Przeciwko homoseksualnej ofensywie staje samotnie Kościół. Dlatego geje profanują świętość. Kolejny kroczek w paszczę.

Coraz częściej zdarzają się także prowokacyjne ataki na miejsca święte czy ważne dla chrześcijan symbole. Grupy działaczy homoseksualnych celowo profanują msze święte, przerywają kazania biskupów czy inspirują władze państwowe do potępiania Kościoła katolickiego.

Czy słyszycie ten jęk? To rzeczywistość, naginana do tezy. Ale poczekajcie, Terlikowski pisze o pierwszych ofiarach w szeregach kościoła. Jeżeli chodzi o przemoc, wciąż niestety facetowi łatwiej dostać w mordę za trzymanie na ulicy ręki swojego chłopaka niż za krzyżyk na szyi. Geje za to przodują w piętnowaniu myślozbrodni:

A czasem nawet wymuszają administracyjne zakazy głoszenia Ewangelii. Jak potrafią być skuteczni, przekonał się szwedzki pastor Ake Green, zielonoświątkowiec, którego skazano (wyrok ostatecznie uchylił Sąd Najwyższy) za przypominanie, co o aktach seksualnych między mężczyznami mówi Stary Testament.

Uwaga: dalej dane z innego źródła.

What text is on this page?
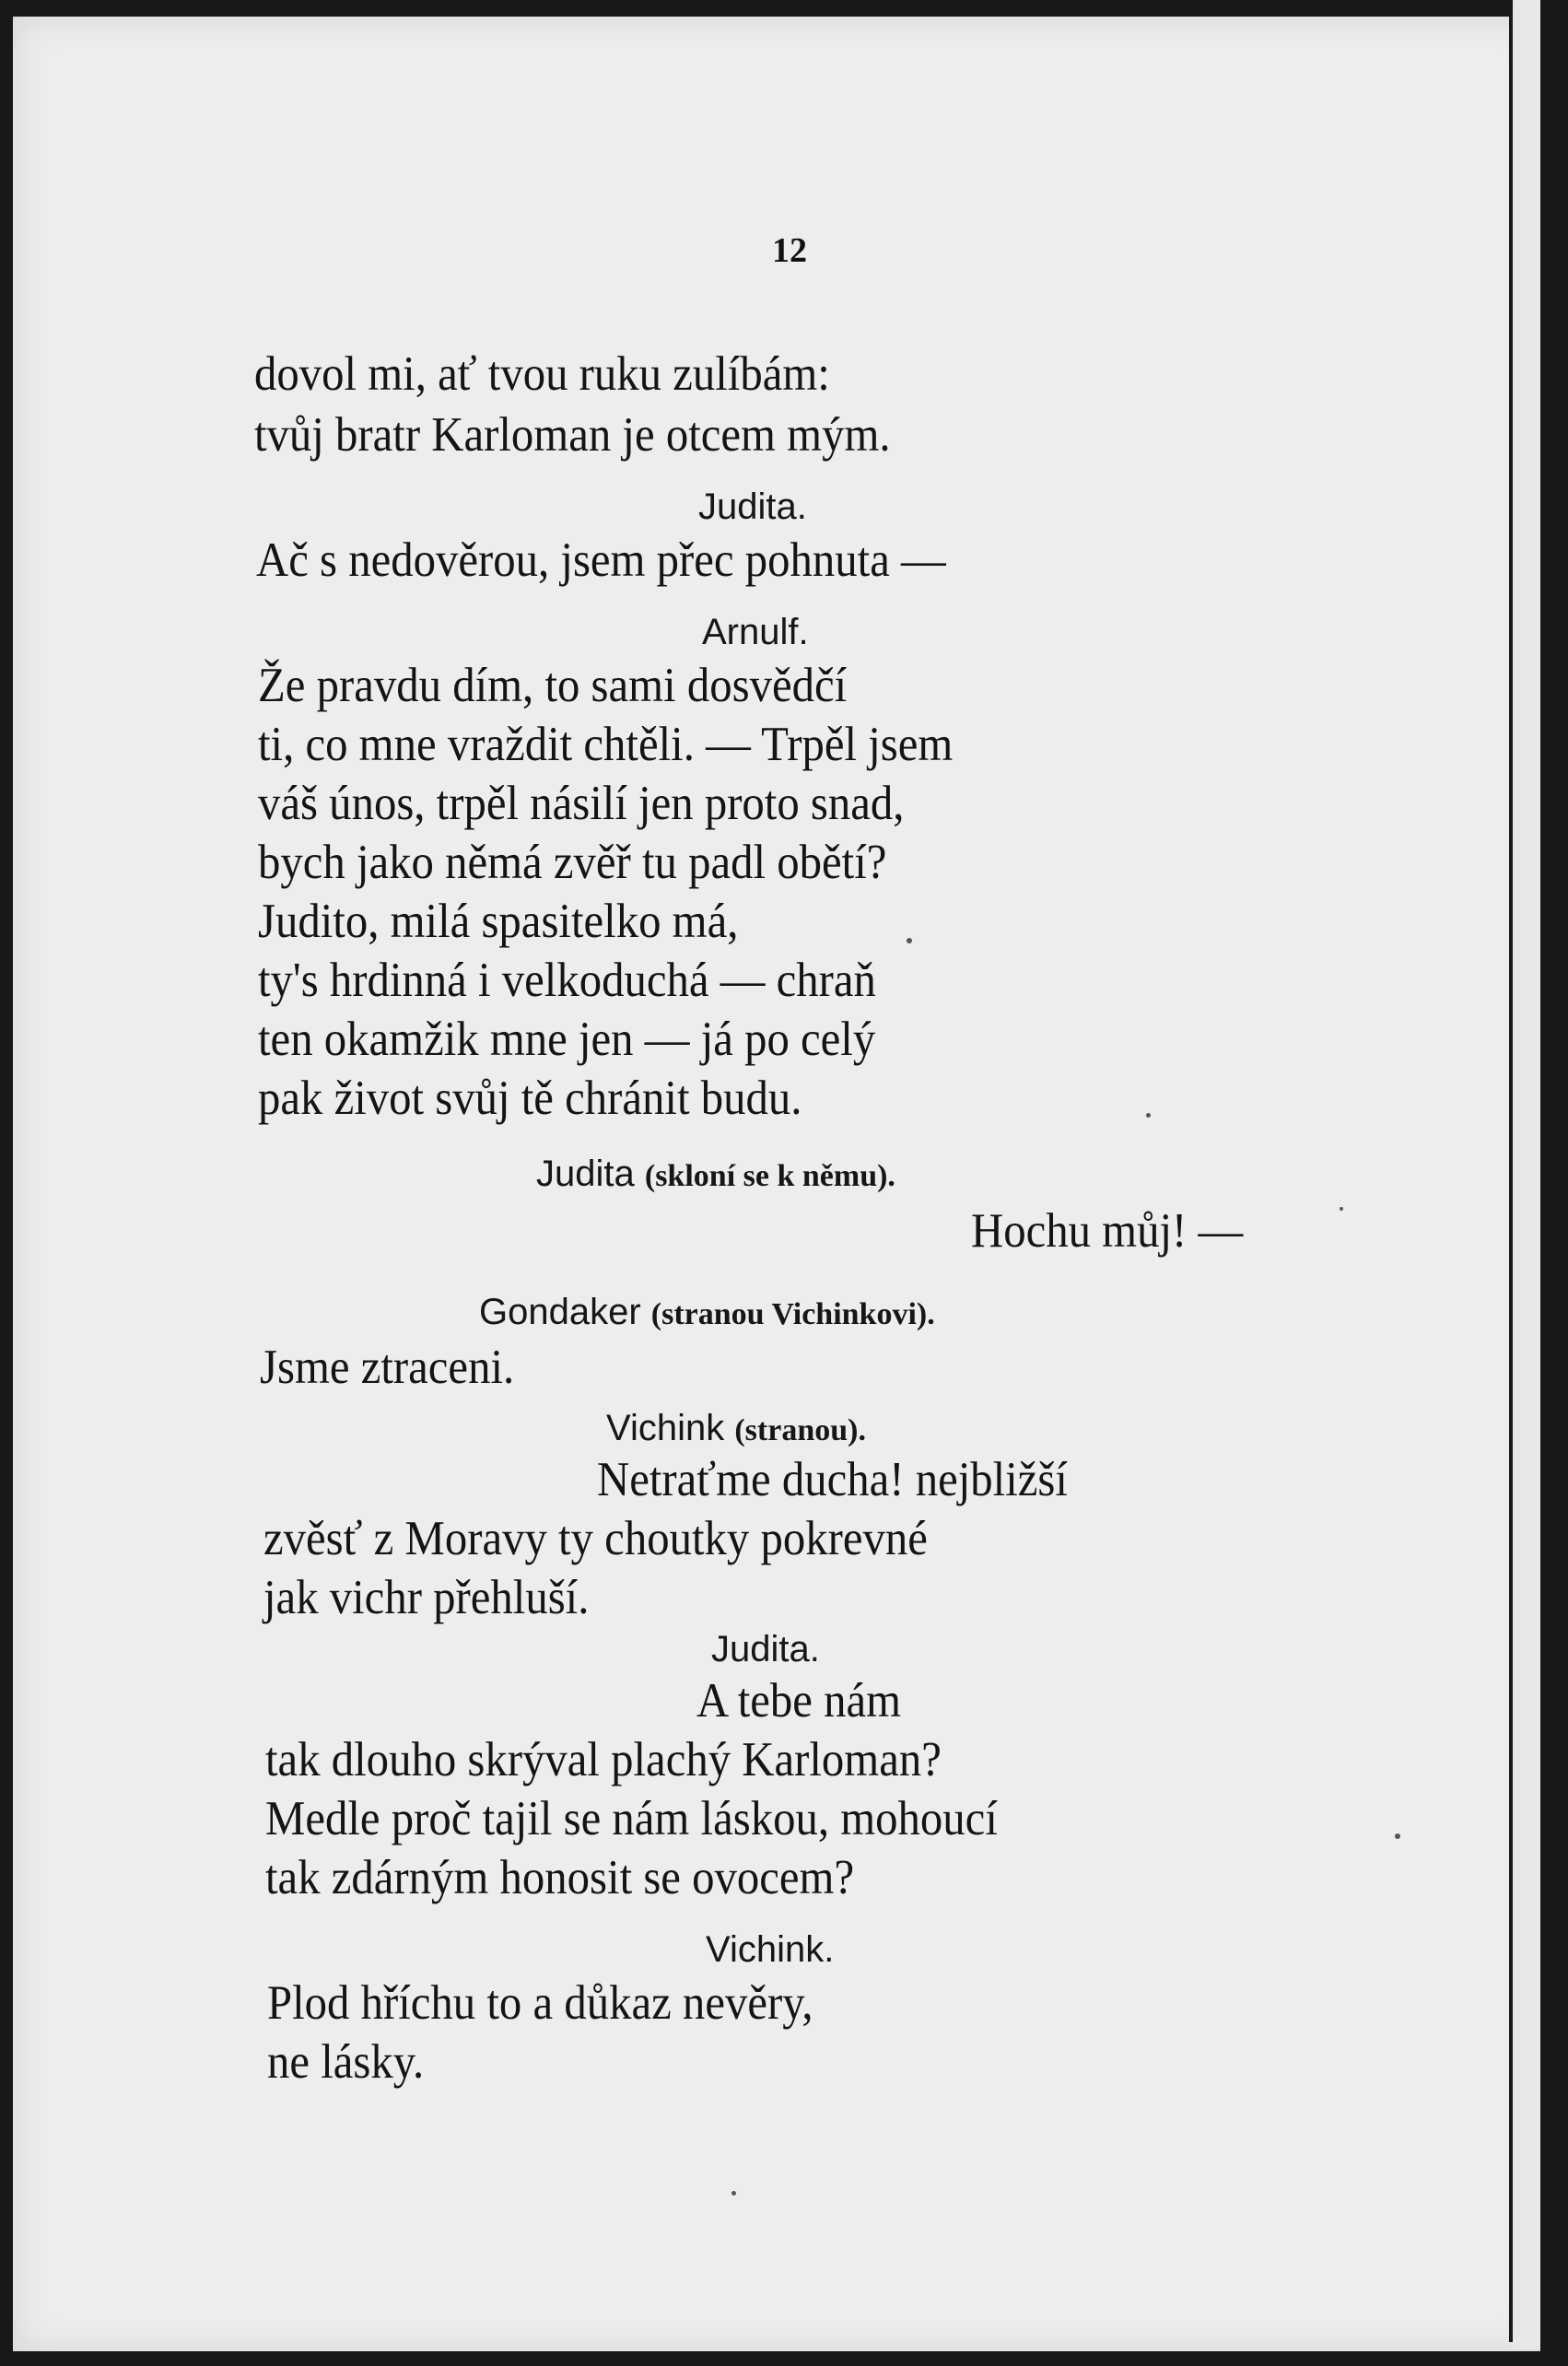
12
dovol mi, ať tvou ruku zulíbám:
tvůj bratr Karloman je otcem mým.
Judita.
Ač s nedověrou, jsem přec pohnuta —
Arnulf.
Že pravdu dím, to sami dosvědčí
ti, co mne vraždit chtěli. — Trpěl jsem
váš únos, trpěl násilí jen proto snad,
bych jako němá zvěř tu padl obětí?
Judito, milá spasitelko má,
ty's hrdinná i velkoduchá — chraň
ten okamžik mne jen — já po celý
pak život svůj tě chránit budu.
Judita (skloní se k němu).
Hochu můj! —
Gondaker (stranou Vichinkovi).
Jsme ztraceni.
Vichink (stranou).
Netraťme ducha! nejbližší
zvěsť z Moravy ty choutky pokrevné
jak vichr přehluší.
Judita.
A tebe nám
tak dlouho skrýval plachý Karloman?
Medle proč tajil se nám láskou, mohoucí
tak zdárným honosit se ovocem?
Vichink.
Plod hříchu to a důkaz nevěry,
ne lásky.
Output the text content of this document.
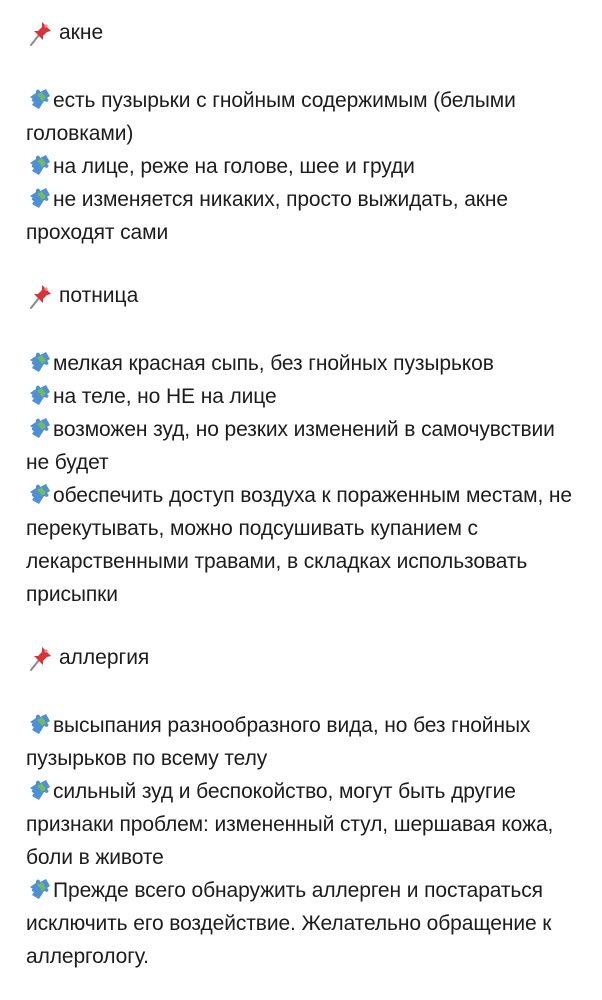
акне

есть пузырьки с гнойным содержимым (белыми головками)

на лице, реже на голове, шее и груди

не изменяется никаких, просто выжидать, акне проходят сами

потница

мелкая красная сыпь, без гнойных пузырьков

на теле, но НЕ на лице

возможен зуд, но резких изменений в самочувствии не будет

обеспечить доступ воздуха к пораженным местам, не перекутывать, можно подсушивать купанием с лекарственными травами, в складках использовать присыпки

аллергия

высыпания разнообразного вида, но без гнойных пузырьков по всему телу

сильный зуд и беспокойство, могут быть другие признаки проблем: измененный стул, шершавая кожа, боли в животе

Прежде всего обнаружить аллерген и постараться исключить его воздействие. Желательно обращение к аллергологу.
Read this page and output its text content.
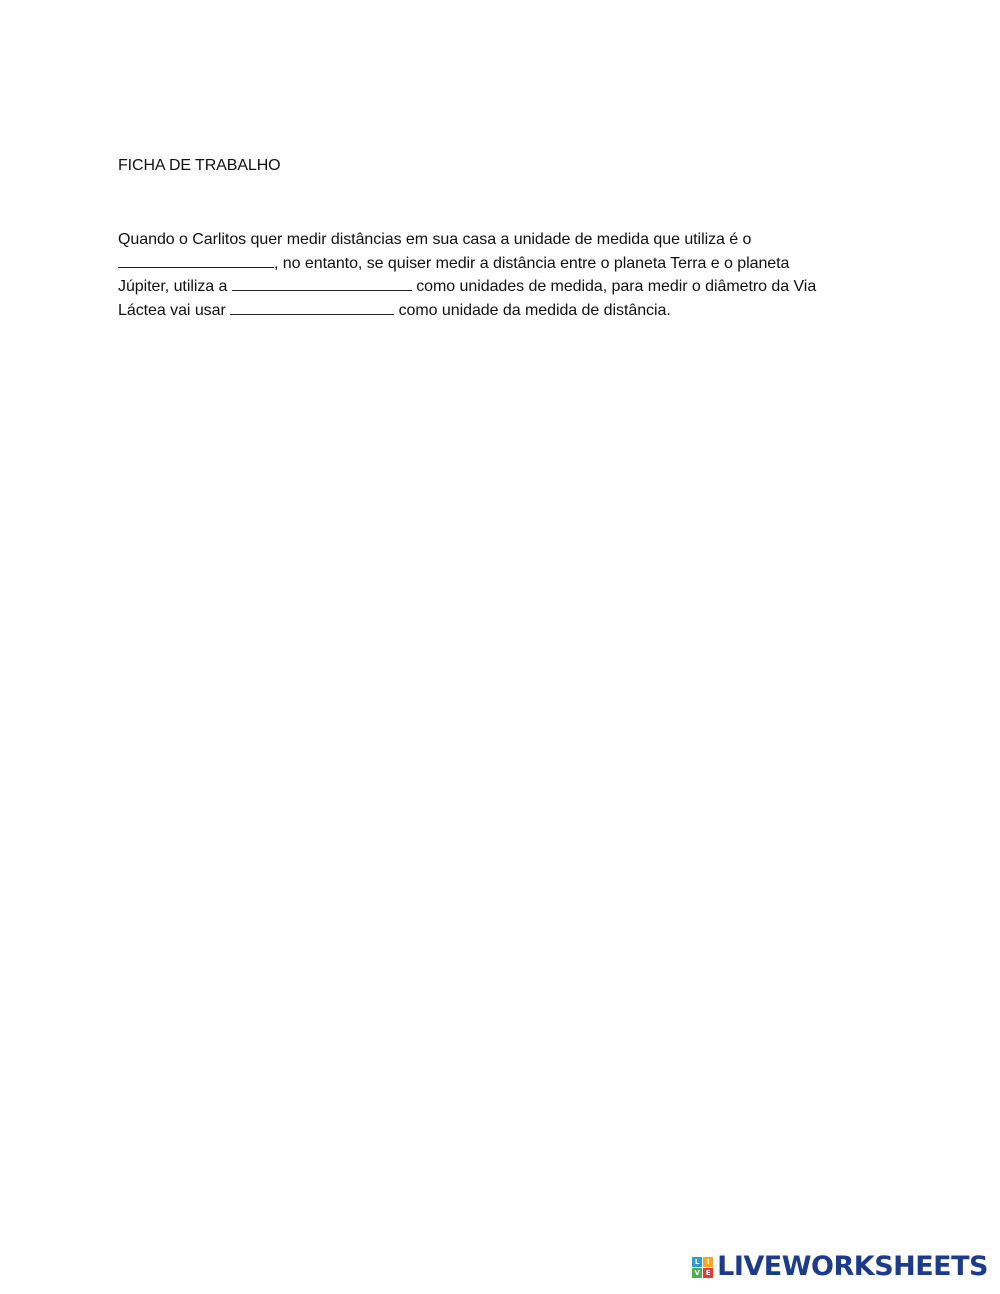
FICHA DE TRABALHO
Quando o Carlitos quer medir distâncias em sua casa a unidade de medida que utiliza é o
, no entanto, se quiser medir a distância entre o planeta Terra e o planeta
Júpiter, utiliza a	como unidades de medida, para medir o diâmetro da Via
Láctea vai usar	como unidade da medida de distância.
L	I
V E LIVEWORKSHEETS
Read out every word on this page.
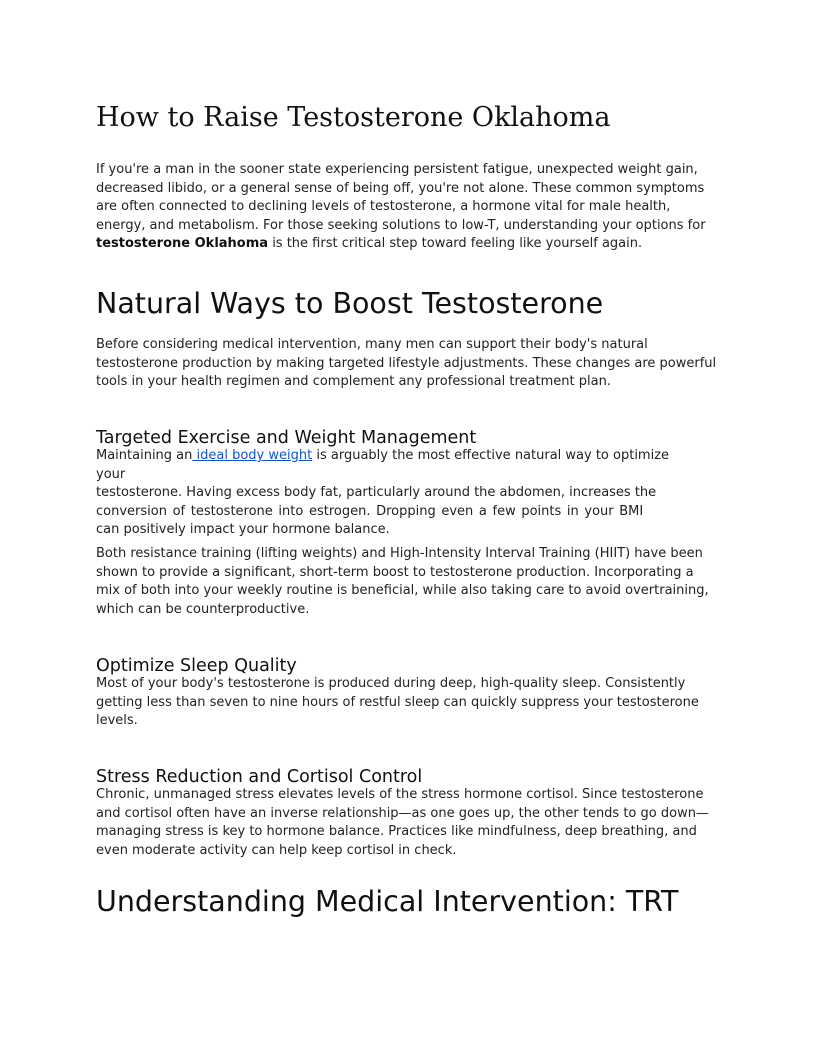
How to Raise Testosterone Oklahoma

If you're a man in the sooner state experiencing persistent fatigue, unexpected weight gain, decreased libido, or a general sense of being off, you're not alone. These common symptoms are often connected to declining levels of testosterone, a hormone vital for male health, energy, and metabolism. For those seeking solutions to low-T, understanding your options for testosterone Oklahoma is the first critical step toward feeling like yourself again.

Natural Ways to Boost Testosterone

Before considering medical intervention, many men can support their body's natural testosterone production by making targeted lifestyle adjustments. These changes are powerful tools in your health regimen and complement any professional treatment plan.

Targeted Exercise and Weight Management

Maintaining an ideal body weight is arguably the most effective natural way to optimize your
testosterone. Having excess body fat, particularly around the abdomen, increases the
conversion of testosterone into estrogen. Dropping even a few points in your BMI
can positively impact your hormone balance.

Both resistance training (lifting weights) and High-Intensity Interval Training (HIIT) have been shown to provide a significant, short-term boost to testosterone production. Incorporating a mix of both into your weekly routine is beneficial, while also taking care to avoid overtraining, which can be counterproductive.

Optimize Sleep Quality

Most of your body's testosterone is produced during deep, high-quality sleep. Consistently getting less than seven to nine hours of restful sleep can quickly suppress your testosterone levels.

Stress Reduction and Cortisol Control

Chronic, unmanaged stress elevates levels of the stress hormone cortisol. Since testosterone and cortisol often have an inverse relationship—as one goes up, the other tends to go down—managing stress is key to hormone balance. Practices like mindfulness, deep breathing, and even moderate activity can help keep cortisol in check.

Understanding Medical Intervention: TRT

Blog de Bart supports Unicode characters, więc napiszę imię pastora poprawnie: Åke. Sięgnijmy do Wikipedii:

20 lipca 2003 Åke Green wygłosił publicznie w mieście Borgholm na Olandii kazanie, w którym przedstawił interpretację tekstu z Biblii dotyczącą homoseksualizmu. Opatrzył ją komentarzem, w którym stwierdził, że akceptacja homoseksualizmu otwiera drogę do dewiacji takich jak pedofilia i zoofilia. Jego zdaniem „Biblia jednoznacznie opisuje wszelkie zboczenia seksualne. Jest to rak na ciele społeczeństwa.” Pastor ostrzegł, że uznanie perwersji za normę może zesłać na Szwecję gniew Boga i klęski żywiołowe na podobieństwo biblijnej Sodomy. Osoby o orientacji homoseksualnej nazwał „zboczeńcami” twierdząc, że nie mogą być jednocześnie chrześcijanami. Stwierdził też, że homoseksualność jest kwestią wolnego wyboru człowieka i nie jest uwarunkowana genetycznie. Zadeklarował także, że „każdy może być wyswobodzony i uwolniony”.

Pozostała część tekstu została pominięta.